Weder bunt noch mit sonstigen auffälligen Besonderheiten geschmückt, müssen sich Bootsmannfisch-Männchen schon etwas anderes einfallen lassen, um attraktiv zu sein für das andere Geschlecht. Deswegen verlegen sie sich auf Liebesgesang – doch ausgerechnet in einer Tonhöhe, die Weibchen kaum hören. Warum gibt es dennoch Nachwuchs?
Porichthys notatus
Jeden Sommer verlassen die unscheinbar grauen Bootsmannfische (Porichthys notatus) ihren Lebensraum in den Tiefen des Pazifik und bauen sich im flachen Küstengewässer ein lauschiges Nest. Dort werden sich die Männchen dann bald um die Aufzucht des Nachwuchses kümmern – doch zunächst müssen sie Weibchen anlocken, die ihre Eier ins gemachte Nest legen sollen. Dafür betätigen sie sich als Minnesänger: Mit schnellen Muskelkontraktionen an der Schwimmblase erzeugen sie einen Sound, der es mit dem Dröhnen eines Motorboots aufnehmen kann.

Bootsmannfisch mit Nest | Nest eines Bootsmannfisches: Der schützende Dachstein, an dem Eier und Embryonen kleben, wurde weggeklappt. In dem Pool, der bei Ebbe zurückbleibt, schwimmen rechts unten das große Männchen, links oben ein kleineres Männchen und mehrere Weibchen.
Vergleichen Sie auch die Audio-Datei mit dem Werbegesang des Bootsmannfisches unter "Medien".
Dieses Brummen hat seine Grundfrequenz bei 100 Hertz und weitere Anteile bei 200 und 300 Hertz. Mit seinen höheren Tönen liegt der Lockruf der Männchen damit merkwürdigerweise ausgerechnet in einem Frequenzbereich, den die Bootsmann-Frauen gar nicht registrieren. Warum bloß reagieren sie trotzdem und kommen bereitwillig zum Laichen ins Nest?

Bootsmannfisch mit Weibchen | Rechts ein Bootsmannfisch-Männchen, links das kleinere Weibchen in einem Nest während Ebbe
Genau zur Paarungszeit steigt bei den Weibchen plötzlich der Spiegel der Geschlechtshormone Testosteron und Östradiol rapide an.
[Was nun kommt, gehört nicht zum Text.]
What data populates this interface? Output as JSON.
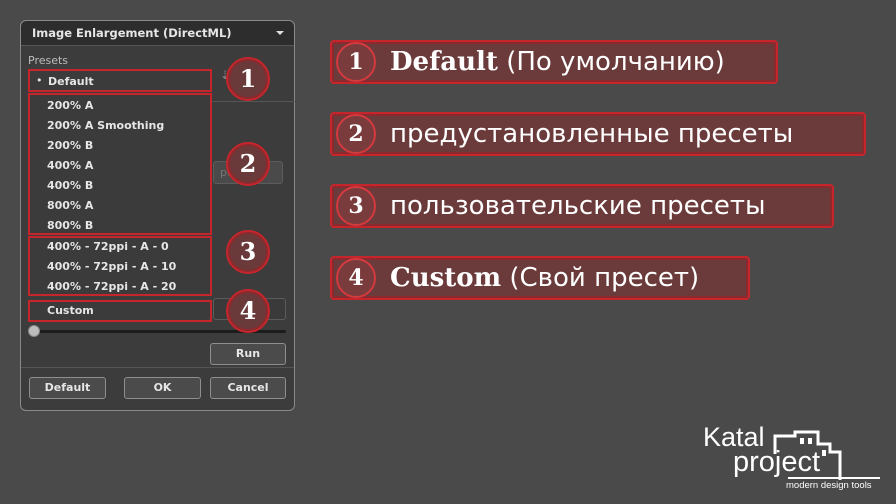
{
  "dialog": {
    "title": "Image Enlargement (DirectML)",
    "presets_label": "Presets",
    "ghost_button_text": "pe...",
    "buttons": {
      "run": "Run",
      "default": "Default",
      "ok": "OK",
      "cancel": "Cancel"
    }
  },
  "dropdown": {
    "selected_bullet": "•",
    "default_item": "Default",
    "builtin": [
      "200% A",
      "200% A Smoothing",
      "200% B",
      "400% A",
      "400% B",
      "800% A",
      "800% B"
    ],
    "user": [
      "400% - 72ppi - A - 0",
      "400% - 72ppi - A - 10",
      "400% - 72ppi - A - 20"
    ],
    "custom": "Custom"
  },
  "markers": [
    "1",
    "2",
    "3",
    "4"
  ],
  "callouts": [
    {
      "num": "1",
      "bold": "Default",
      "text": "(По умолчанию)"
    },
    {
      "num": "2",
      "bold": "",
      "text": "предустановленные пресеты"
    },
    {
      "num": "3",
      "bold": "",
      "text": "пользовательские пресеты"
    },
    {
      "num": "4",
      "bold": "Custom",
      "text": "(Свой пресет)"
    }
  ],
  "logo": {
    "line1": "Katal",
    "line2": "project",
    "tagline": "modern design tools"
  },
  "colors": {
    "accent": "#c6262b",
    "background": "#4a4a4a",
    "panel": "#3c3c3c"
  }
}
Sollte diese hormonelle Veränderung das weibliche Gehör vorübergehend für den Liebesgesang sensibilisieren? Dies vermuteten Joseph Sisneros von der Universität Washington und Andrew Bass von der Cornell University in Ithaca.
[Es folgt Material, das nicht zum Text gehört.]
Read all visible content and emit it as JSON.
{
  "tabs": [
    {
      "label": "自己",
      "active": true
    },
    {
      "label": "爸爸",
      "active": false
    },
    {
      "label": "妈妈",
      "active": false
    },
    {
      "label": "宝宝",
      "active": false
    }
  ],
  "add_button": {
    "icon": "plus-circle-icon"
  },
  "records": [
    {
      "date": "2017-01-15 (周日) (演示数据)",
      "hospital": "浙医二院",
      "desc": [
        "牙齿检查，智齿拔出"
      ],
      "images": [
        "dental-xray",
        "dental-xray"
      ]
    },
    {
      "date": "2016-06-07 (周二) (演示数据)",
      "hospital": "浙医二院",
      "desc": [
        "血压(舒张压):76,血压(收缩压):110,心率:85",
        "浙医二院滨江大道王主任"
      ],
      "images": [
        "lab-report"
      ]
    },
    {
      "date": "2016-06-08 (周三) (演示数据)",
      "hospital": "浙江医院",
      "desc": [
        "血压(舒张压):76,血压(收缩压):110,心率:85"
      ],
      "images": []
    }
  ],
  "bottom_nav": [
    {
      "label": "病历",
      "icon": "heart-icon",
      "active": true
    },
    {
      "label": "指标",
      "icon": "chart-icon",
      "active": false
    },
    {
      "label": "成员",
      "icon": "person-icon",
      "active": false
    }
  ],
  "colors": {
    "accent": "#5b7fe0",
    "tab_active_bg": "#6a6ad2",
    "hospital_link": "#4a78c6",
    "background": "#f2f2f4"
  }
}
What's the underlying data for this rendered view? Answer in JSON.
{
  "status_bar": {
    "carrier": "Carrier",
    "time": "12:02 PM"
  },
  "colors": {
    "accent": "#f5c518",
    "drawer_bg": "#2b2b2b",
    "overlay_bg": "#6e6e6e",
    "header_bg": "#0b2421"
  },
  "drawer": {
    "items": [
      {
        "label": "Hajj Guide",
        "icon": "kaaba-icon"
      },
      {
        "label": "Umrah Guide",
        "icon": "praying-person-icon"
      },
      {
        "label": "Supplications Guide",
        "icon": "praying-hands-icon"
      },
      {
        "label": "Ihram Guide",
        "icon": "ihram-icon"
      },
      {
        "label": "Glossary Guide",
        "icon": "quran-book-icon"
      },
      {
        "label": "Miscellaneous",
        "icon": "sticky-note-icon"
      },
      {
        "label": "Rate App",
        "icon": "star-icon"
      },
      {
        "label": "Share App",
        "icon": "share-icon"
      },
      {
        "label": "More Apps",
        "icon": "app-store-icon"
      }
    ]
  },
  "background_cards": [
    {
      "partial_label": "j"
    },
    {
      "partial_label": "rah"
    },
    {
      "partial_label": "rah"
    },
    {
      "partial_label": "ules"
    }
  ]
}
Um ihre Hypothese zu überprüfen, fingen sie wildlebende, nicht paarungsbereite Weibchen ein, deren Hormonspiegel niedrig war. Sie entfernten ihnen die Eierstöcke, um eine eigene Hormonproduktion zu verhindern. Dann gaben sie den Tieren entweder Testosteron oder Östradiol, um den natürlichen Hormonanstieg zu simulieren, oder zur Kontrolle gar kein Hormon. Als zusätzliche Vergleichsgruppe wurden geschlechtsreife weibliche Boostmannfische mit saisongemäß hohem Hormonpegel eingefangen.

Bootsmannfisch mit Babys | Männlicher Bootsmannfisch mit Embryonen, die mit einer klebrigen Scheibe an der Unterseite ihres Dottersackes an einem Felsen festgeklebt sind
Einen Monat später zeigte die Maßnahme Wirkung: Die homonbehandelten Weibchen hörten nun auch den höherfrequenten Bereich des männlichen Werbegesangs und unterschieden sich darin nicht von den wildlebenden geschlechtsreifen Fischen. Die Kontrolltiere, deren Hormonspiegel niedrig blieb, waren hingegen für diesen Frequenzbereich weiterhin taub.
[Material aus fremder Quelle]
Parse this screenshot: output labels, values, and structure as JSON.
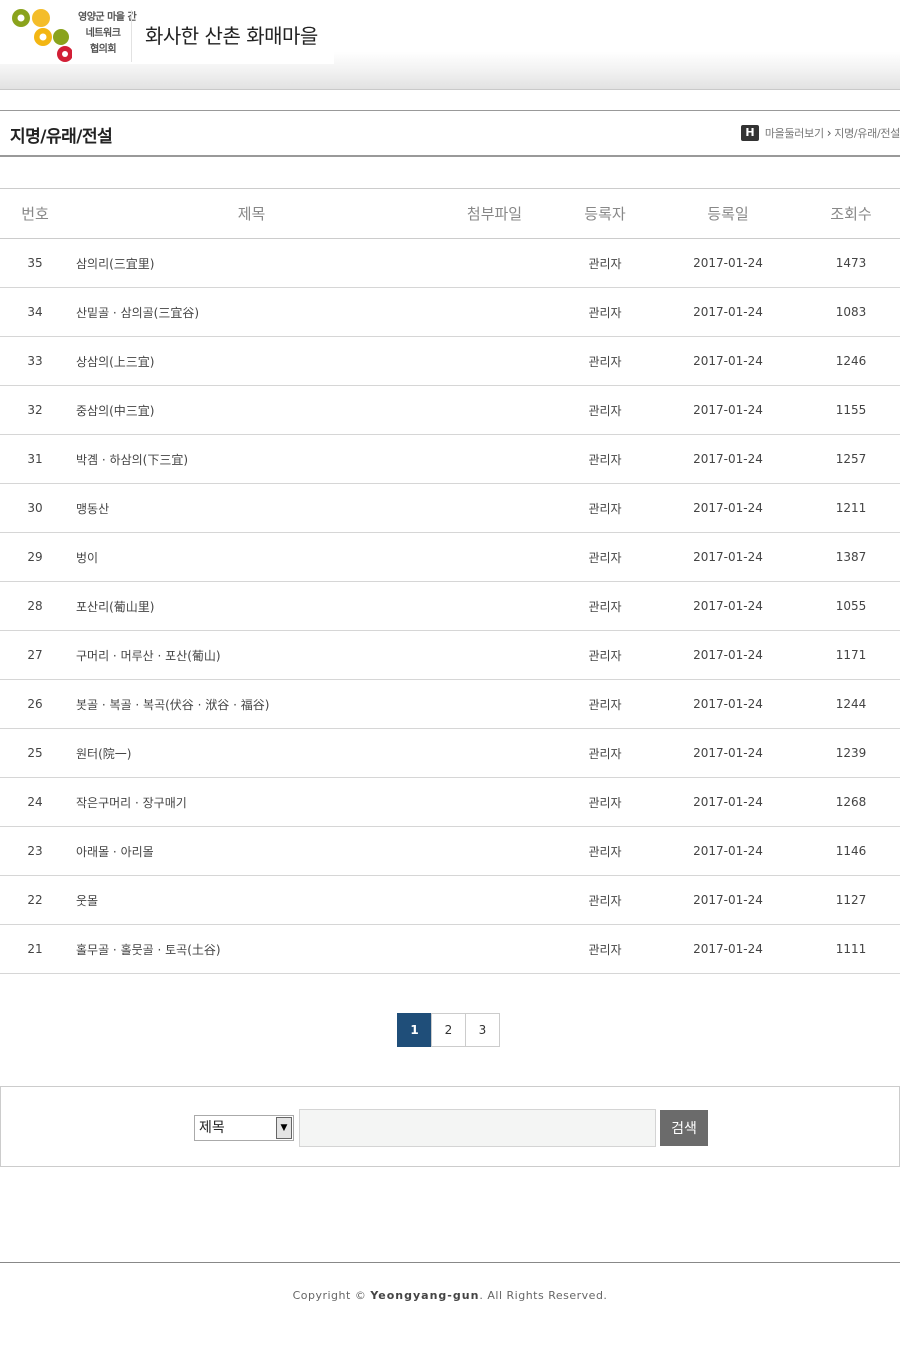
{
  "header": {
    "logo_lines": [
      "영양군 마을 간",
      "네트워크",
      "협의회"
    ],
    "logo_colors": {
      "olive": "#8aa31c",
      "yellow": "#f3b613",
      "red": "#d21f36"
    },
    "site_title": "화사한 산촌 화매마을"
  },
  "page": {
    "title": "지명/유래/전설",
    "breadcrumb": {
      "home_icon_label": "H",
      "items": [
        "마을둘러보기",
        "지명/유래/전설"
      ]
    }
  },
  "board": {
    "columns": [
      "번호",
      "제목",
      "첨부파일",
      "등록자",
      "등록일",
      "조회수"
    ],
    "rows": [
      {
        "no": "35",
        "subject": "삼의리(三宜里)",
        "attachment": "",
        "author": "관리자",
        "date": "2017-01-24",
        "views": "1473"
      },
      {
        "no": "34",
        "subject": "산밑골 · 삼의골(三宜谷)",
        "attachment": "",
        "author": "관리자",
        "date": "2017-01-24",
        "views": "1083"
      },
      {
        "no": "33",
        "subject": "상삼의(上三宜)",
        "attachment": "",
        "author": "관리자",
        "date": "2017-01-24",
        "views": "1246"
      },
      {
        "no": "32",
        "subject": "중삼의(中三宜)",
        "attachment": "",
        "author": "관리자",
        "date": "2017-01-24",
        "views": "1155"
      },
      {
        "no": "31",
        "subject": "박곔 · 하삼의(下三宜)",
        "attachment": "",
        "author": "관리자",
        "date": "2017-01-24",
        "views": "1257"
      },
      {
        "no": "30",
        "subject": "맹동산",
        "attachment": "",
        "author": "관리자",
        "date": "2017-01-24",
        "views": "1211"
      },
      {
        "no": "29",
        "subject": "벙이",
        "attachment": "",
        "author": "관리자",
        "date": "2017-01-24",
        "views": "1387"
      },
      {
        "no": "28",
        "subject": "포산리(葡山里)",
        "attachment": "",
        "author": "관리자",
        "date": "2017-01-24",
        "views": "1055"
      },
      {
        "no": "27",
        "subject": "구머리 · 머루산 · 포산(葡山)",
        "attachment": "",
        "author": "관리자",
        "date": "2017-01-24",
        "views": "1171"
      },
      {
        "no": "26",
        "subject": "봇골 · 복골 · 복곡(伏谷 · 洑谷 · 福谷)",
        "attachment": "",
        "author": "관리자",
        "date": "2017-01-24",
        "views": "1244"
      },
      {
        "no": "25",
        "subject": "원터(院一)",
        "attachment": "",
        "author": "관리자",
        "date": "2017-01-24",
        "views": "1239"
      },
      {
        "no": "24",
        "subject": "작은구머리 · 장구매기",
        "attachment": "",
        "author": "관리자",
        "date": "2017-01-24",
        "views": "1268"
      },
      {
        "no": "23",
        "subject": "아래몰 · 아리몰",
        "attachment": "",
        "author": "관리자",
        "date": "2017-01-24",
        "views": "1146"
      },
      {
        "no": "22",
        "subject": "웃몰",
        "attachment": "",
        "author": "관리자",
        "date": "2017-01-24",
        "views": "1127"
      },
      {
        "no": "21",
        "subject": "홀무골 · 홀뭇골 · 토곡(土谷)",
        "attachment": "",
        "author": "관리자",
        "date": "2017-01-24",
        "views": "1111"
      }
    ]
  },
  "pagination": {
    "pages": [
      "1",
      "2",
      "3"
    ],
    "current": "1",
    "active_color": "#1f4e79"
  },
  "search": {
    "field_selected": "제목",
    "select_arrow": "▼",
    "query_value": "",
    "button_label": "검색"
  },
  "footer": {
    "prefix": "Copyright ",
    "copyright_symbol": "©",
    "brand": "Yeongyang-gun",
    "suffix": ". All Rights Reserved."
  }
}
Die Forscher nehmen an, dass vor allem das Östradiol für die Sensibilisierung des Gehörs verantwortlich ist. Denn in einigen Fällen beruht die Wirkung von Testosteron darauf, dass es in Östradiol umgewandelt wird.

Möglicherweise besteht beim Menschen ein ähnlicher Zusammenhang zwischen Geschlechtshormonen und Gehör: Zum einen hören Frauen in verschiedenen Phasen ihres Menstruationszyklus in manchen Frequenzen unterschiedlich gut. Zum anderen lässt das Gehör älterer Menschen im höherfrequenten Bereich oftmals parallel zu einem abfallenden Spiegel an Geschlechtshormonen nach.